Guide dogs act as the eyes for humans who cannot see and give them the ability to get out and live a life less defined by their disability. Like most guide-dog associations, Guide Dogs of America uses just three dog breeds.
The Labrador Retriever is the top breed for use as a guide dog. Up to 70 percent of the dogs trained and supplied by Guide Dogs of America are Labradors. The breed has the ideal temperament, being friendly, even tempered and gentle by nature. High intelligence means that the dog is easy to train and learns quickly. This, coupled with an eagerness to please, makes the dog a good worker. The breed is also rarely aggressive, which is a vital trait.
The Golden Retriever is also a commonly used breed, but much less so than the Labrador. Around 15 percent of the dogs produced by Guide Dogs of America are Goldens. Just like the Labrador, Goldens are even tempered, friendly and have a trustworthy nature. They are also intelligent, so the training aspect is easy. It is a confident, energetic breed that does not become startled and stays alert. These traits are important while leading those who cannot see.

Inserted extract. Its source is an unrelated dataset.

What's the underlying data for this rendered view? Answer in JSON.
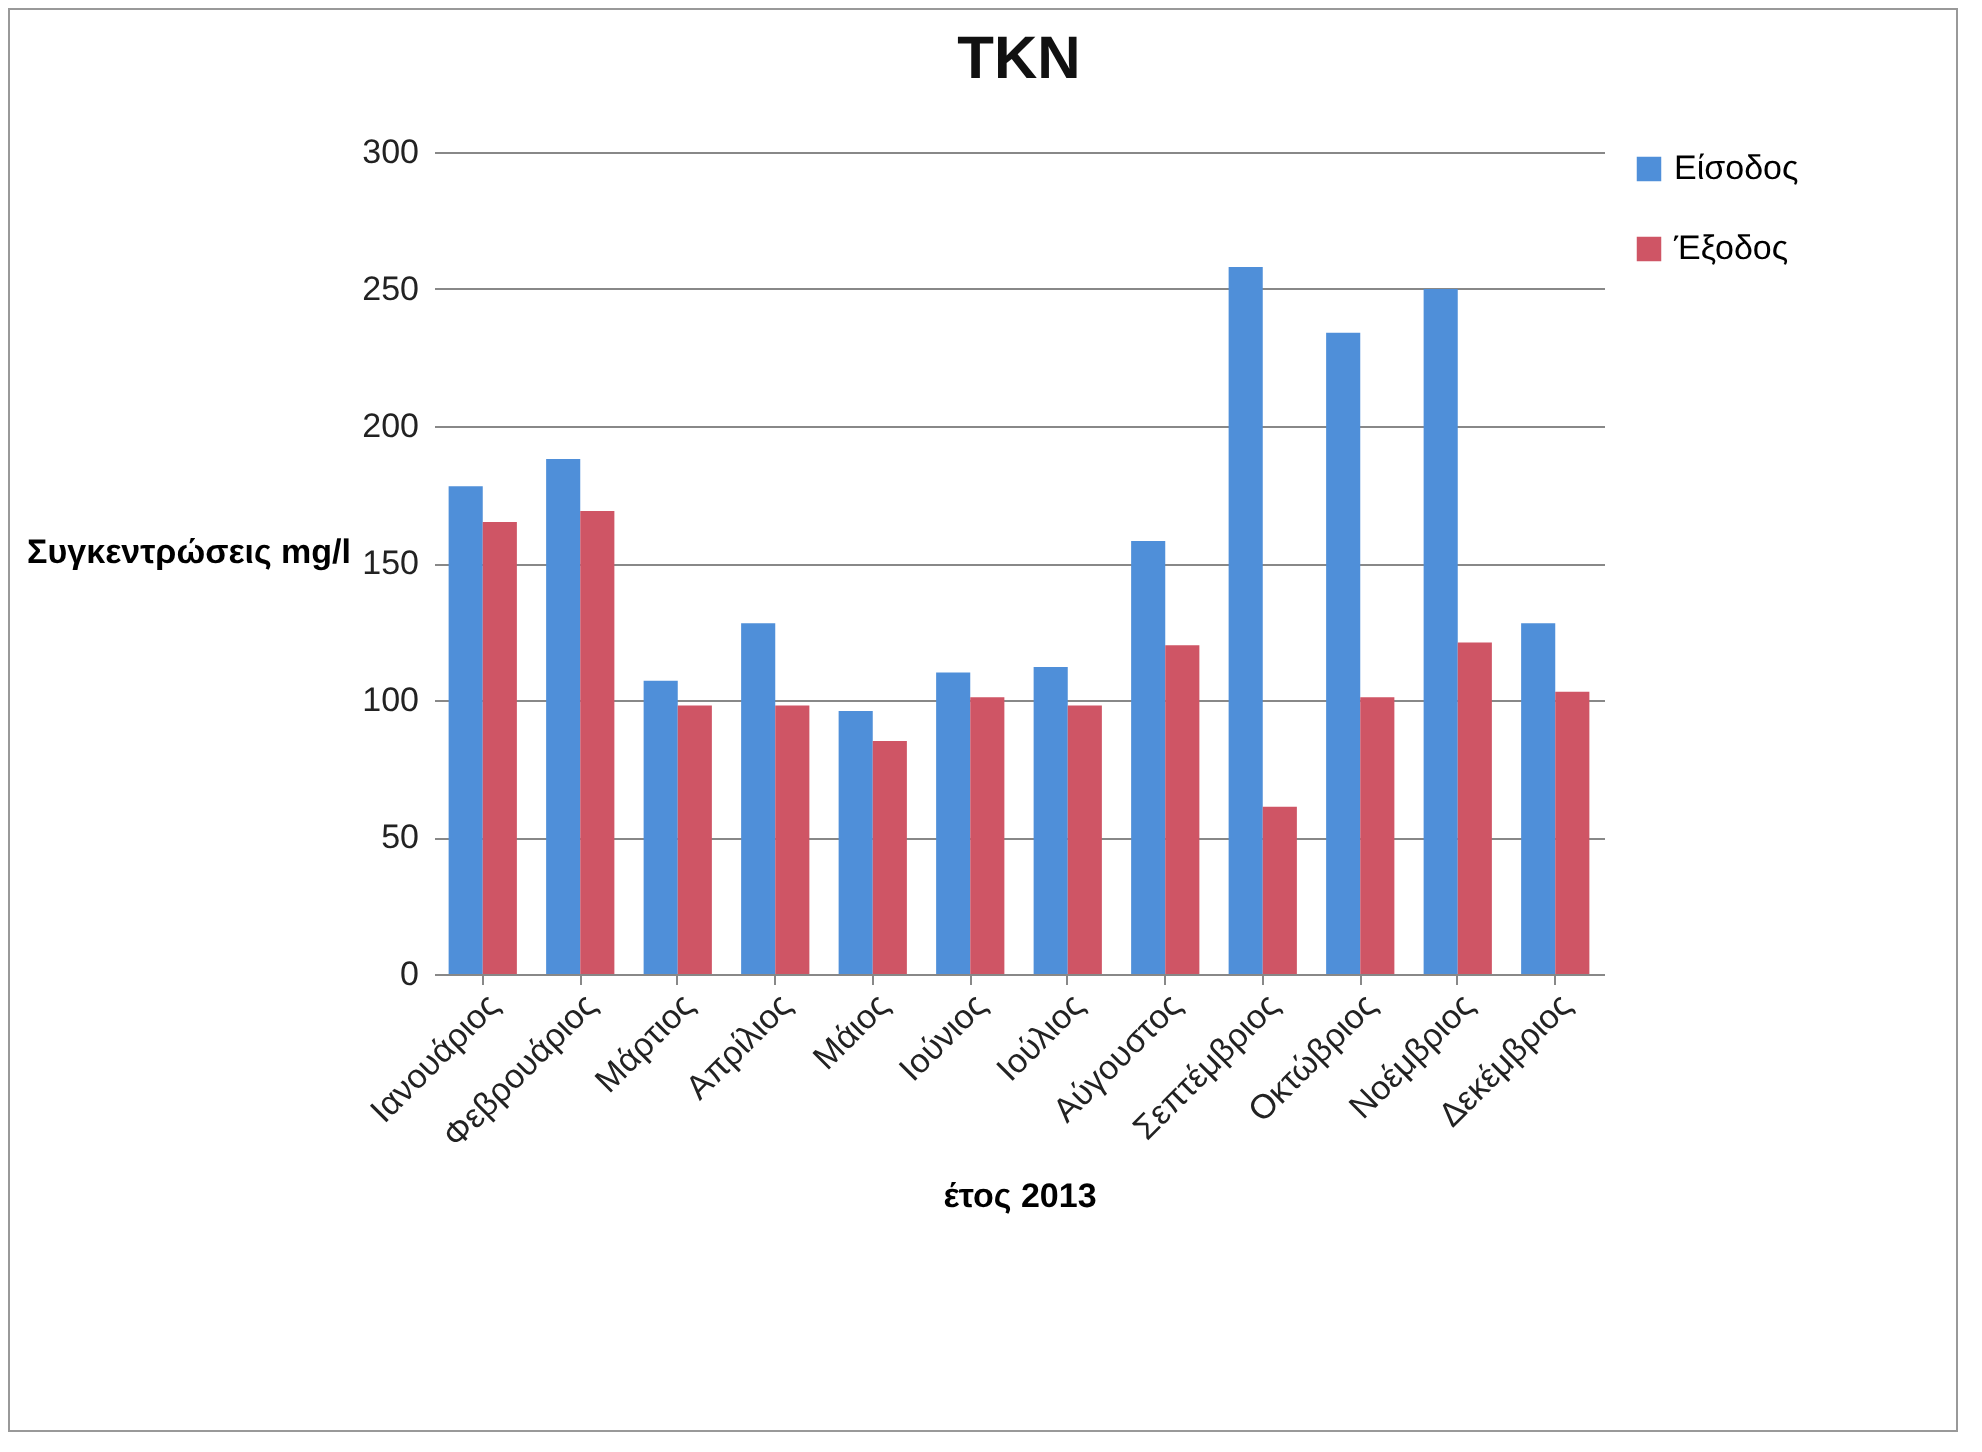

The German Shepherd is equal to the Golden in popularity as a guide dog breed. Around 15 percent of Guide Dogs of America's animals are Shepherds. It is an alert, intelligent breed which also possesses a courageous nature. It is vital that dogs do not become startled by car horns or huge crowds. so the Shepherd's nature makes it a suitable choice. It is an even tempered breed, like both guide-dog Retrievers are, but may be more inclined toward aggression. Like all guide-dog breeds it has intense focus which is vital, as distracted dogs put their owners at risk.
Creating a Guide Dog
The dogs used by guide-dog associations are generally bred by the association itself. In doing this, greater control is possible to produce animals with the best temperaments. At eight weeks of age the puppies are given to foster families who give the dogs their formative training and socializing. At 18 months puppies are assessed to go onto the main training stage. Training takes four to six months and those dogs that graduate go into the program and are matched to a blind recipient. Trainers match dogs with recipients based on character, size, walking speed and several other factors to create an ideal pairing.